Les premières attaques ont eu lieu dans le football, deuxième motif d’abonnement à la chaîne cryptée. Après le Qatarien beIN Sports, qui l’a obligé à partager les droits sur la Ligue des champions en 2012, c’est SFR qui l’en a entièrement dépossédé pour la période 2018-2021. Plus grave, Canal + a perdu les droits sur la retransmission des matchs de Ligue 1 pour les saisons 2020-2024 au profit de l’espagnol Mediapro alors qu’il en est le diffuseur exclusif depuis sa naissance !
Faut-il surpayer les droits télé du foot ?
Officiellement, Canal + a laissé filer les deux compétitions de foot qui drainent le plus d’abonnés parce qu’il ne voulait pas surpayer leurs droits de diffusion. De fait, SFR a dû aligner un milliard d’euros pour la période 2018-2021 de la Ligue des champions, mais n’arrive pas à rentabiliser son investissement. Quant au Sino-Espagnol Mediapro, il a déboursé 780 millions d’euros pour les saisons 2020-2024 de la Ligue 1. Canal + est néanmoins parvenu à racheter 76 matches (sur les 380 totaux) à BeIN pour 330 millions d'euros en décembre.
À chaque fois, la chaîne s’est montrée trop prudente durant les enchères. Elle risque de le payer au prix fort en termes de désabonnements l’année prochaine.
À cela s’est ajoutée une offensive dans les séries et le cinéma. Le groupe dirigé par Maxime Saada s’est donc mis à casser les prix, abaissant à 20 euros l’abonnement à la seule chaîne Canal +. Il a multiplié les campagnes de promotion et ciblé les jeunes de moins de 26 ans avec une offre à 10 euros. Et a rompu avec un dogme en proposant désormais des abonnements sans engagement. Problème, ces nouveaux abonnés s’avèrent très volages : le taux de désabonnement est passé de 13,6 % à 15,3 % entre 2018 et 2019.

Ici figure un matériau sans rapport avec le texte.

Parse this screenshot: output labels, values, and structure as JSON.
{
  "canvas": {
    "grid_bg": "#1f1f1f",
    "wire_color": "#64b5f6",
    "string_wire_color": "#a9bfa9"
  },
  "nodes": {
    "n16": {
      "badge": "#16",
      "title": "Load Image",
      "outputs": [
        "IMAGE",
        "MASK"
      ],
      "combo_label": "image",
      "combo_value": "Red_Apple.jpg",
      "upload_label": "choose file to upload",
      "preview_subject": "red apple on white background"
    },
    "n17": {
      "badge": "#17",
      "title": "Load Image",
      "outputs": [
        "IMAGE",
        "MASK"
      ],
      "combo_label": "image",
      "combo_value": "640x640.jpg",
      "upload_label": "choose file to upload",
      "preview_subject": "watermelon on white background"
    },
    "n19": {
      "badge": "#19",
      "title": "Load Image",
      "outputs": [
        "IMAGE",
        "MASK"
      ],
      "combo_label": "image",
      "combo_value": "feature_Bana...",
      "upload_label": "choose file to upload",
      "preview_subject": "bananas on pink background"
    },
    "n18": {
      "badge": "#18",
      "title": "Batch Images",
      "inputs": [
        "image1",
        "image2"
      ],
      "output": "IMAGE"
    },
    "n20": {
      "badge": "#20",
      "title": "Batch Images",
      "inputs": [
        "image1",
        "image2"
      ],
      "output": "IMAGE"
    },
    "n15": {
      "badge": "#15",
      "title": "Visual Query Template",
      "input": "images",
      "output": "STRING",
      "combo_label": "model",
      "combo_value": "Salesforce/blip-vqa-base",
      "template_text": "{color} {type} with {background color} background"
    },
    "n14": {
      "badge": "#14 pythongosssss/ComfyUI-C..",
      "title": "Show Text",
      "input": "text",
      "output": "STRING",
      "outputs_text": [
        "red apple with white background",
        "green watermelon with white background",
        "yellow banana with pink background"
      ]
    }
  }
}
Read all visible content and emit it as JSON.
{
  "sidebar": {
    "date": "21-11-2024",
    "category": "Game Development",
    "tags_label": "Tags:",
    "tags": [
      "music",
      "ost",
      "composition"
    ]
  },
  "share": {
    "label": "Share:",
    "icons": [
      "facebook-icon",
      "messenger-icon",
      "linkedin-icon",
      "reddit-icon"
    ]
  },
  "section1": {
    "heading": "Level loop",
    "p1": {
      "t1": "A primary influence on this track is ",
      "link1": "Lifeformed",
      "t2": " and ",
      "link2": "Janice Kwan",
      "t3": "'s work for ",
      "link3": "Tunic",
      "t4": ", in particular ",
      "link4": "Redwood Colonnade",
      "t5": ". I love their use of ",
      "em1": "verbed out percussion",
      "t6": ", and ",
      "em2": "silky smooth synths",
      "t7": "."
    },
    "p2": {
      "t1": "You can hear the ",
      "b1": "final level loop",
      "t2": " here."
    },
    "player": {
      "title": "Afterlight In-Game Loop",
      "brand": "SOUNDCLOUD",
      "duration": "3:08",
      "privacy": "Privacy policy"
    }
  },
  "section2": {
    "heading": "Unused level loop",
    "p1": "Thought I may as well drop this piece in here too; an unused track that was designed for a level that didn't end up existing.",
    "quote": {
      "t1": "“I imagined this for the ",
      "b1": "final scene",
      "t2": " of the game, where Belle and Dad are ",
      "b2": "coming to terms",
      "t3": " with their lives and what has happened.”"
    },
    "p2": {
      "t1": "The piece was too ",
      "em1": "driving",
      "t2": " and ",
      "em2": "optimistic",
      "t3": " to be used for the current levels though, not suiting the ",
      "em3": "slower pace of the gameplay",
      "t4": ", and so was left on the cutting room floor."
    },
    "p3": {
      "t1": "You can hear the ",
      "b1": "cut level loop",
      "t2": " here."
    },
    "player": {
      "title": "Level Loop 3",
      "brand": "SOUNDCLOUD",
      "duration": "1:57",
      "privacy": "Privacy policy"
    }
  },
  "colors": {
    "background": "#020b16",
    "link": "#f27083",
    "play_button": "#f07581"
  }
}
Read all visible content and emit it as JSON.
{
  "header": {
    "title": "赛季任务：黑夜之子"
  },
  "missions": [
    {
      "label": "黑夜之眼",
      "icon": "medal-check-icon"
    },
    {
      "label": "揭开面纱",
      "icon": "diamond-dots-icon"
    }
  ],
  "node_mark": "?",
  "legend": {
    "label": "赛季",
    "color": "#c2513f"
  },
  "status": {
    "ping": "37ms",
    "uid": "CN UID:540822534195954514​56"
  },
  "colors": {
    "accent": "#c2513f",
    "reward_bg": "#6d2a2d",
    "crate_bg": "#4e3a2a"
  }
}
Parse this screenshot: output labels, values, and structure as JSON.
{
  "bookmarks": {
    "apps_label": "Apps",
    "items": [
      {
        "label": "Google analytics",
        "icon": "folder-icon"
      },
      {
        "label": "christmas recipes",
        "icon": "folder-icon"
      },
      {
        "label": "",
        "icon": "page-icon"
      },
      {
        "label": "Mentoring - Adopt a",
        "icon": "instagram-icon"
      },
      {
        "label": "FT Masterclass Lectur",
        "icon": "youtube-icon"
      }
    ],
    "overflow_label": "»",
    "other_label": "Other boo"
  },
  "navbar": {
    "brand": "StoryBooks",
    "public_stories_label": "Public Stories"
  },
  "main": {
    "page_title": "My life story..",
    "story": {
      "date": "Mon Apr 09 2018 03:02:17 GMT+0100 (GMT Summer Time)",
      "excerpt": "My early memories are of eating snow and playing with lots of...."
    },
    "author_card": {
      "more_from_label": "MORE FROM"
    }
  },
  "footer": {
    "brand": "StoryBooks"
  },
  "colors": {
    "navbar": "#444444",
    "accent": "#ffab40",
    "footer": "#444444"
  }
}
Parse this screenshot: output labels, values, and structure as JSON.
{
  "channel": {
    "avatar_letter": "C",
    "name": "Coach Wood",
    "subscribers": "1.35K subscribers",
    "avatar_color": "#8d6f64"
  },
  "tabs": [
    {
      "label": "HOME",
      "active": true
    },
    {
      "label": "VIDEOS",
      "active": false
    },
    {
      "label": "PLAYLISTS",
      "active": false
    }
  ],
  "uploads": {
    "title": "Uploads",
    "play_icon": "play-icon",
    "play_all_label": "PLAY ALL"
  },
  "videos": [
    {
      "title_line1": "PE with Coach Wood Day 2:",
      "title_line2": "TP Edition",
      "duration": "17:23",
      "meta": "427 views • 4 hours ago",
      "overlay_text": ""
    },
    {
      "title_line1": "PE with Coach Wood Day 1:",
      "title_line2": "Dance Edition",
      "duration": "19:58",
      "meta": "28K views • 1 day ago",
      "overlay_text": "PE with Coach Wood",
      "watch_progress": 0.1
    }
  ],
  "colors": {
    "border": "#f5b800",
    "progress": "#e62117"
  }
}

Le salut par l'international
5,166 milliards
eu euros, c'est le chiffre d’affaires de Canal + en 2018 à travers le monde, 0,6 % de moins qu'en 2017. Son activité à l'international se dynamise cependant, avec +5,7% l'année dernière, atteignant 1,567 milliards d'euros de chiffre d'affaires à l'étranger.
Pour toucher la clientèle qui ne passe plus que par Internet, Canal + a aussi été contraint d’abandonner un autre de ses principes : l’auto-distribution. Dans le jargon du secteur, ce terme désigne le fait de contrôler de bout en bout la relation avec l’abonné. Perdre la main sur cette relation, c’est se fragiliser pour l’avenir. Or c’est ce que Canal + a accepté pour distribuer son ancien bouquet de chaînes CanalSat auprès des abonnés d’Orange et de Free et permettre à Apple d’intégrer la chaîne Canal + à son offre Apple TV.
Cap sur l’international
Enfin, la chaîne cryptée a été conduite, elle aussi, à segmenter son offre, supprimant CanalSat et réintroduisant les chaînes qui le composaient (Nickelodeon, Eurosport, MTV…) au sein de packs thématiques : sport, famille, cinéma-séries… C’est ce dernier qui accueille désormais Netflix au côté de la plateforme de SVOD Canal + Séries, lancée en mars dernier pour justement concurrencer… Netflix.
Éditeur de ses propres programmes à l’origine, Canal + tend ainsi à devenir un agrégateur et un distributeur de contenus produit par des tiers. Face à la multiplication des services de SVOD à bas prix (Disney +, Warner, HBO +, Apple +…), le groupe français fait le pari d’être celui qui réunira toutes ces offres au sein d’une même interface, facilitant la vie des utilisateurs. Mais il doit pour cela devenir un acteur de taille mondiale. C’est le sens de son rachat, cet été, de l’opérateur européen de télévision payante M7 qui lui permet de porter à 19 millions le nombre de ses clients dans le monde.
Mais cette internationalisation a aussi pour conséquence de rendre le marché français moins prioritaire. En témoigne la suppression de quelque 500 emplois dans l’Hexagone et celle des émissions phares qui faisaient “l’esprit canal” (Les Guignols, le Petit Journal, Le Zapping…) mais qui étaient coûteuses à produire. Comme si l’ex “télé pas comme les autres” voulait devenir “la télé qui plaît au monde entier”.